To address covariate shift in egocentric visual imitation learning for humanoid robots—arising from complex perception–control coupling and morphological/actuation disparities between humans and robots—this paper proposes a task-goal-centric cross-task invariance learning paradigm. We introduce a novel dynamic weight update mechanism that jointly leverages channel-wise feature fusion and spatial attention, integrating egocentric visual representation learning, multimodal feature alignment, and adaptive attention optimization. Evaluated on fine manipulation tasks—including grasping, peg insertion, and screw turning—the method achieves an average success rate improvement of 23.6%, demonstrating significantly enhanced robustness across diverse environments and superior generalization to unseen tasks. The approach is highly scalable and modular, with all code and benchmark datasets publicly released.
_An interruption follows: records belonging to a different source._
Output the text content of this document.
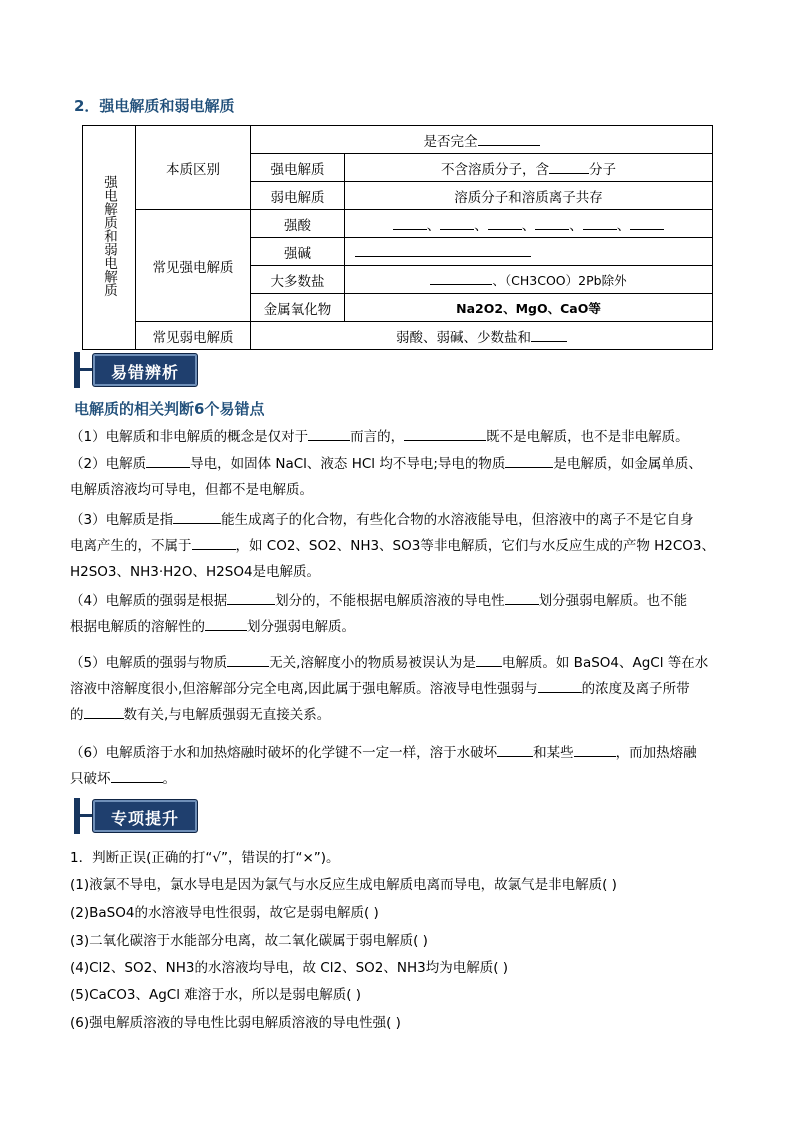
2．强电解质和弱电解质
强电解质和弱电解质	本质区别	是否完全	
		强电解质	不含溶质分子，含 分子
		弱电解质	溶质分子和溶质离子共存
	常见强电解质	强酸	、 、 、 、 、
		强碱	
		大多数盐	、（CH3COO）2Pb除外
		金属氧化物	Na2O2、MgO、CaO等
	常见弱电解质	弱酸、弱碱、少数盐和	
易错辨析
电解质的相关判断6个易错点
（1）电解质和非电解质的概念是仅对于	而言的，	既不是电解质，也不是非电解质。
（2）电解质	导电，如固体 NaCl、液态 HCl 均不导电;导电的物质	是电解质，如金属单质、
电解质溶液均可导电，但都不是电解质。
（3）电解质是指	能生成离子的化合物，有些化合物的水溶液能导电，但溶液中的离子不是它自身
电离产生的，不属于	，如 CO2、SO2、NH3、SO3等非电解质，它们与水反应生成的产物 H2CO3、
H2SO3、NH3·H2O、H2SO4是电解质。
（4）电解质的强弱是根据	划分的，不能根据电解质溶液的导电性	划分强弱电解质。也不能
根据电解质的溶解性的	划分强弱电解质。
（5）电解质的强弱与物质	无关,溶解度小的物质易被误认为是 电解质。如 BaSO4、AgCl 等在水
溶液中溶解度很小,但溶解部分完全电离,因此属于强电解质。溶液导电性强弱与	的浓度及离子所带
的	数有关,与电解质强弱无直接关系。
（6）电解质溶于水和加热熔融时破坏的化学键不一定一样，溶于水破坏	和某些	，而加热熔融
只破坏	。
专项提升
1．判断正误(正确的打“√”，错误的打“×”)。
(1)液氯不导电，氯水导电是因为氯气与水反应生成电解质电离而导电，故氯气是非电解质( )
(2)BaSO4的水溶液导电性很弱，故它是弱电解质( )
(3)二氧化碳溶于水能部分电离，故二氧化碳属于弱电解质( )
(4)Cl2、SO2、NH3的水溶液均导电，故 Cl2、SO2、NH3均为电解质( )
(5)CaCO3、AgCl 难溶于水，所以是弱电解质( )
(6)强电解质溶液的导电性比弱电解质溶液的导电性强( )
With the rapid development of embodied intelligence, leveraging large-scale human data for high-level imitation learning on humanoid robots has become a focal point of interest in both academia and industry. However, applying humanoid robots to precision operation domains remains challenging due to the complexities they face in perception and control processes, the long-standing physical differences in morphology and actuation mechanisms between humanoid robots and humans, and the lack of task-relevant features obtained from egocentric vision. To address the issue of covariate shift in imitation learning, this paper proposes an imitation learning algorithm tailored for humanoid robots. By focusing on the primary task objectives, filtering out background information, and incorporating channel feature fusion with spatial attention mechanisms, the proposed algorithm suppresses environmental disturbances and utilizes a dynamic weight update strategy to significantly improve the success rate of humanoid robots in accomplishing target tasks. Experimental results demonstrate that the proposed method exhibits robustness and scalability across various typical task scenarios, providing new ideas and approaches for autonomous learning and control in humanoid robots. The project will be open-sourced on GitHub.